Usual preface, I’m with PreciseBits. So while I try to only post general information take everything I say with the understanding that I have a bias.
I’d first test to see if this is actually deflection. There’s a simple test you can run that will let you directly measure the deflection for slotting.
What you want to do is to make 2 cuts with a gap between them cutting in opposite directions (use the same setting and material as your cut). The length of these doesn’t really matter as long as they are long enough to get up to speed. Do this for both the X and Y like below.
Cutting these in 2 different directions changes the side that will deflect. You can then you can measure the difference between the top or bottom edges and divide it by 2 to get your deflection for that axis. Use the middle of the lines as the ends are actually cut slower due to acceleration and deceleration. Some people also like to cut a long continuous line above both the segmented lines to have something to measure against.

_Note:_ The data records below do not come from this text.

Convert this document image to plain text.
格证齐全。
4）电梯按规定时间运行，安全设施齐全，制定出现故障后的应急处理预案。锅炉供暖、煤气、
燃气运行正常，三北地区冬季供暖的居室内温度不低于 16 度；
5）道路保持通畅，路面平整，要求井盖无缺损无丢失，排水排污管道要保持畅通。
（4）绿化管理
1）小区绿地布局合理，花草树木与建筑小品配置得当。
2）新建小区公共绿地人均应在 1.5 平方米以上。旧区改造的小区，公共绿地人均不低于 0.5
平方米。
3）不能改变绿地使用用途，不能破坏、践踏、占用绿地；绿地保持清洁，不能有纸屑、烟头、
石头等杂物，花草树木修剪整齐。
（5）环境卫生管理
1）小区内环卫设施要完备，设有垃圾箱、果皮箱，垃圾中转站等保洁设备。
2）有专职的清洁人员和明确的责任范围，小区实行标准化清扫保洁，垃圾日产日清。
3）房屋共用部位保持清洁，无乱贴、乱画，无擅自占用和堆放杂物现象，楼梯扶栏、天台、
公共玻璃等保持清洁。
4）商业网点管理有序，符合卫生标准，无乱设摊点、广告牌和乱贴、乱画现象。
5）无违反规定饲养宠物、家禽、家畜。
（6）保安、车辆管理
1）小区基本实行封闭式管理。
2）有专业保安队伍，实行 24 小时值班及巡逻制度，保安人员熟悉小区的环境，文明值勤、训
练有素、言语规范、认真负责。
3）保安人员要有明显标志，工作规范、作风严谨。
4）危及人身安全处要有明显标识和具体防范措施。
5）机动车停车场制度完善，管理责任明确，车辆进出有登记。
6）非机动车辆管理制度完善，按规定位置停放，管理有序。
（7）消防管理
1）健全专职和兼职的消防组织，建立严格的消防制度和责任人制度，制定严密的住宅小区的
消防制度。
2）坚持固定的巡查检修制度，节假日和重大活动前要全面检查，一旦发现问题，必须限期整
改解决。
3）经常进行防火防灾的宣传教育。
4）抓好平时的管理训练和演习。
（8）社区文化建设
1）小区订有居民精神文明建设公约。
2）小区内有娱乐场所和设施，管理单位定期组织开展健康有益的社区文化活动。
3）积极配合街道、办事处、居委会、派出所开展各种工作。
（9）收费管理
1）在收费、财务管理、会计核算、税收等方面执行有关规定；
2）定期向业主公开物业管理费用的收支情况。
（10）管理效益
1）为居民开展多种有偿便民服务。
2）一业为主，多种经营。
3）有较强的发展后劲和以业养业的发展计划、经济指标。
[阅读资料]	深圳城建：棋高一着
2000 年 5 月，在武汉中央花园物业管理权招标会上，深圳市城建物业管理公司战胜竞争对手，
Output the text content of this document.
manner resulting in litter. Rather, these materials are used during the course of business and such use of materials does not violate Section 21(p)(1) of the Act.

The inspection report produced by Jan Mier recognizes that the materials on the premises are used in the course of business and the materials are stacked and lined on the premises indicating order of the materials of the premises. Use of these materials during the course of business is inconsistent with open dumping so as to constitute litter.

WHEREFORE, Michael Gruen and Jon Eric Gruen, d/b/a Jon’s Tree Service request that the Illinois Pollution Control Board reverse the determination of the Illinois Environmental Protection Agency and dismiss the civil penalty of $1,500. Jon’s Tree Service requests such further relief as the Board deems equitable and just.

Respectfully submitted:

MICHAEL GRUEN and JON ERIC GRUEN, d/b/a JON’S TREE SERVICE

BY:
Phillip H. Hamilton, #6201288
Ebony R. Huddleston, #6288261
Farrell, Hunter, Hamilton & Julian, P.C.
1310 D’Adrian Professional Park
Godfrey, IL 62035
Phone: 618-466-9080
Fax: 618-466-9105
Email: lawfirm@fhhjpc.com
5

If it is deflection and really 1mm that’s quite a bit and I would first guess that there’s something mechanically wrong. Regardless, deflection is caused by an increase in cutting force which is effected by tool geometry (rake, helix, edge radius, etc) and functionally cubic material removed for flute per revolution. So for the same tool geometry any increase in chipload (feed/RPM/flutes), stepover, pass depth, or tool diameter increases the cutting force. Different tools also have different geometries that can effect this quite a bit. As an example a soft media tool will have a high flute rake compared to a “general use” tool and require less cutting force to cut the same chip. Or a higher helix (flute twist) will change the force direction into the Z.
One of the reasons that you will see this in the start of a cut is that you are plunging and effectively pausing (straight plunge) or gradually increasing your pass depth. The straight plunge will deflect and then come to rest leaving a notch. The ramp will slowly take up the force but end up with the same deflection at the end of the ramp.
In some of your other examples like corners is because the machine has to slow down in direction changes. The sharper the angle the more it has to slow down and this slow down changes your feed (chipload) causing less cutting force and therefore less deflection. In the cases of curves this becomes worse if you are cutting lines instead of arcs. Cutting arcs keeps the machine at closer feeds depending on the angles but requires the CAM and controller to both understand them and be able to use them.
Hope that helps. Let me know if there’s something I can expand on or help with.